I didn’t learn farming from a how-to manual or a YouTube video with a guy in overalls rambling about compost. I learned it the old-fashioned way—barefoot in the fields, mud clinging to my knees, getting scolded for stomping soil through the house. That’s where I witnessed how everything’s supposed to click. Healthy dirt fuels hearty plants. Those plants nourish people. People swap food. Everyone’s happy—until they’re not.
Then—gradually, like a pot simmering to a boil while you’re not looking—everything twisted. Farmers started dumping chemicals into the ground like they were auditioning for a science fiction disaster.
And city folks?
They panicked over what was actually landing on their dinner plates. We lost touch with where our food came from. Worse, we stopped giving a damn.
But deep down, we all felt it: we needed a better way. Something simpler. Something that wouldn’t bulldoze the planet or the people on it.
A few years back, our cotton farmers started drowning. Crops wilted. The price of pesticides mugged them blind. It was brutal. And I say that as someone who worked in government, where brutal is just another Tuesday.

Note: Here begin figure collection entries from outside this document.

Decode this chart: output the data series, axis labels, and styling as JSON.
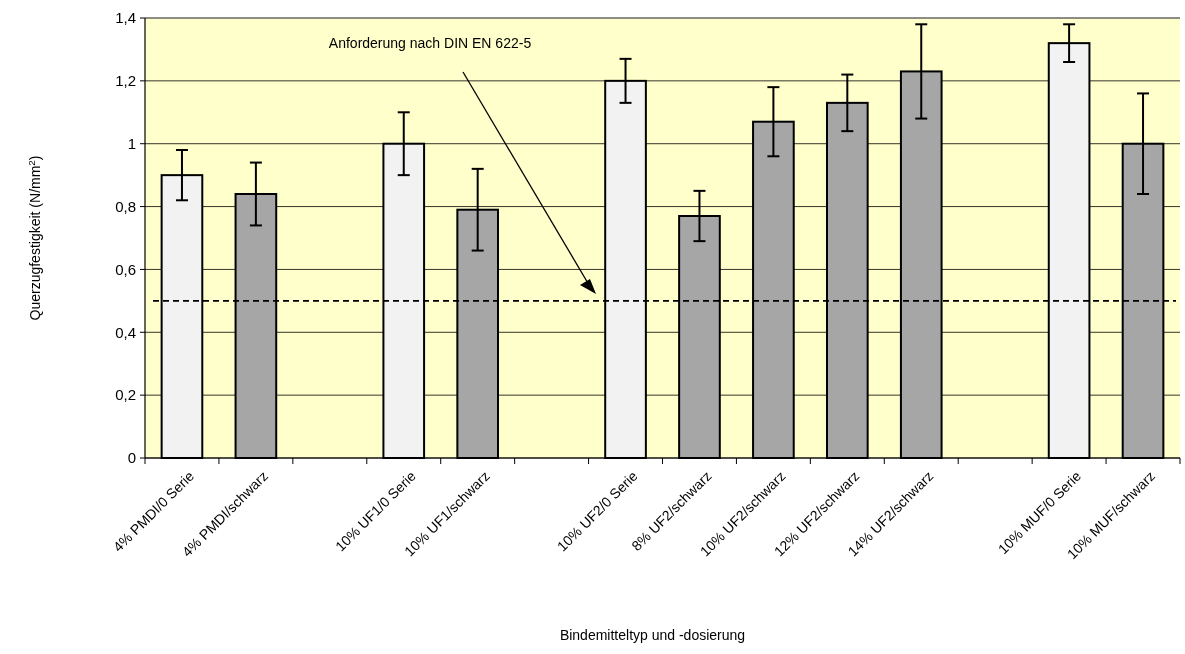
{
  "chart_data": {
    "type": "bar",
    "xlabel": "Bindemitteltyp und -dosierung",
    "ylabel": "Querzugfestigkeit (N/mm$^{2}$)",
    "categories": [
      "4% PMDI/0 Serie",
      "4% PMDI/schwarz",
      null,
      "10% UF1/0 Serie",
      "10% UF1/schwarz",
      null,
      "10% UF2/0 Serie",
      "8% UF2/schwarz",
      "10% UF2/schwarz",
      "12% UF2/schwarz",
      "14% UF2/schwarz",
      null,
      "10% MUF/0 Serie",
      "10% MUF/schwarz"
    ],
    "values": [
      0.9,
      0.84,
      null,
      1.0,
      0.79,
      null,
      1.2,
      0.77,
      1.07,
      1.13,
      1.23,
      null,
      1.32,
      1.0
    ],
    "colors": [
      "#f2f2f2",
      "#a6a6a6",
      null,
      "#f2f2f2",
      "#a6a6a6",
      null,
      "#f2f2f2",
      "#a6a6a6",
      "#a6a6a6",
      "#a6a6a6",
      "#a6a6a6",
      null,
      "#f2f2f2",
      "#a6a6a6"
    ],
    "errors": [
      [
        0.82,
        0.98
      ],
      [
        0.74,
        0.94
      ],
      null,
      [
        0.9,
        1.1
      ],
      [
        0.66,
        0.92
      ],
      null,
      [
        1.13,
        1.27
      ],
      [
        0.69,
        0.85
      ],
      [
        0.96,
        1.18
      ],
      [
        1.04,
        1.22
      ],
      [
        1.08,
        1.38
      ],
      null,
      [
        1.26,
        1.38
      ],
      [
        0.84,
        1.16
      ]
    ],
    "ylim": [
      0,
      1.4
    ],
    "yticks": [
      0,
      {
        "value": 0.2,
        "label": "0,2"
      },
      {
        "value": 0.4,
        "label": "0,4"
      },
      {
        "value": 0.6,
        "label": "0,6"
      },
      {
        "value": 0.8,
        "label": "0,8"
      },
      1,
      {
        "value": 1.2,
        "label": "1,2"
      },
      {
        "value": 1.4,
        "label": "1,4"
      }
    ],
    "grid": "y",
    "ref_lines": [
      {
        "axis": "y",
        "value": 0.5,
        "label": "Anforderung nach DIN EN 622-5",
        "color": "#000000",
        "line_style": "dashed"
      }
    ]
  }
}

So, we flipped the script. Not a revolution. Just... less madness.
We started nudging farmers, “What if you hit pause before grabbing the spray? What if the bugs just duked it out themselves?”
It wasn’t witchcraft. It was common sense. Then we handed them something new: a biopesticide brewed from plants they already had lying around. Local, dirt-cheap, and non-toxic. Might as well have been handing out treasure.
And this is where it gets almost ridiculous: It actually worked.
Yields enhanced.
Costs sank.
Bugs brawled bugs.
Nature leaned in and practically shouted, “Guys, I’ve got this.”
And it wasn’t just cotton.
Suddenly, we saw that if you back up the land, the land backs you. Farmers pocketed more. Villages exhaled. The economy even perked up, like it snagged a strong cup of chai for once.
That whole shakeup lit a fire in me.
I wanted to carry that same trust straight to your kitchen.
That’s why I launched PrefOrganic.
It’s not just a website.
It’s a quiet revolt.
All I ask is this: when you’ve got the option, grab the organic stuff. I’m not asking you to churn butter or herd goats. Just make a few better calls where it counts—tiny revolutions in the grocery aisle.
You should know where your food was born, that it wasn’t whipped up in a petri dish. That someone, somewhere, actually gave a damn while growing it. That it sprouted from earth that still qualifies as “soil” and not “industrial residue.”
You deserve food that’s clean.
Honest.
That tastes like it came from somewhere real.
My goal?
Make “organic” in Pakistan actually hit home.
Not some fuzzy sticker slapped on a label. But something you can count on—because it’s tested, verified, and maybe even raised by someone who shrugs and says, “Let’s give the bugs a minute.”
We’re pushing for real standards and actual accountability in organic farming. Because if someone’s busting their back to grow food the right way, they should get paid right. And if you’re paying more, you should taste the difference.
This isn’t a side gig.
This is my whole mission.
And real change?
It demands systems. Those built on health, balance, and not nuking everything with chemicals the second a beetle shows up.
Thanks for scrolling so far.
Every time you choose better food, you back a farmer. You heal the soil. You help your body—which, let’s be honest, is already fighting a war of its own.
Let’s grow and eat something real—together.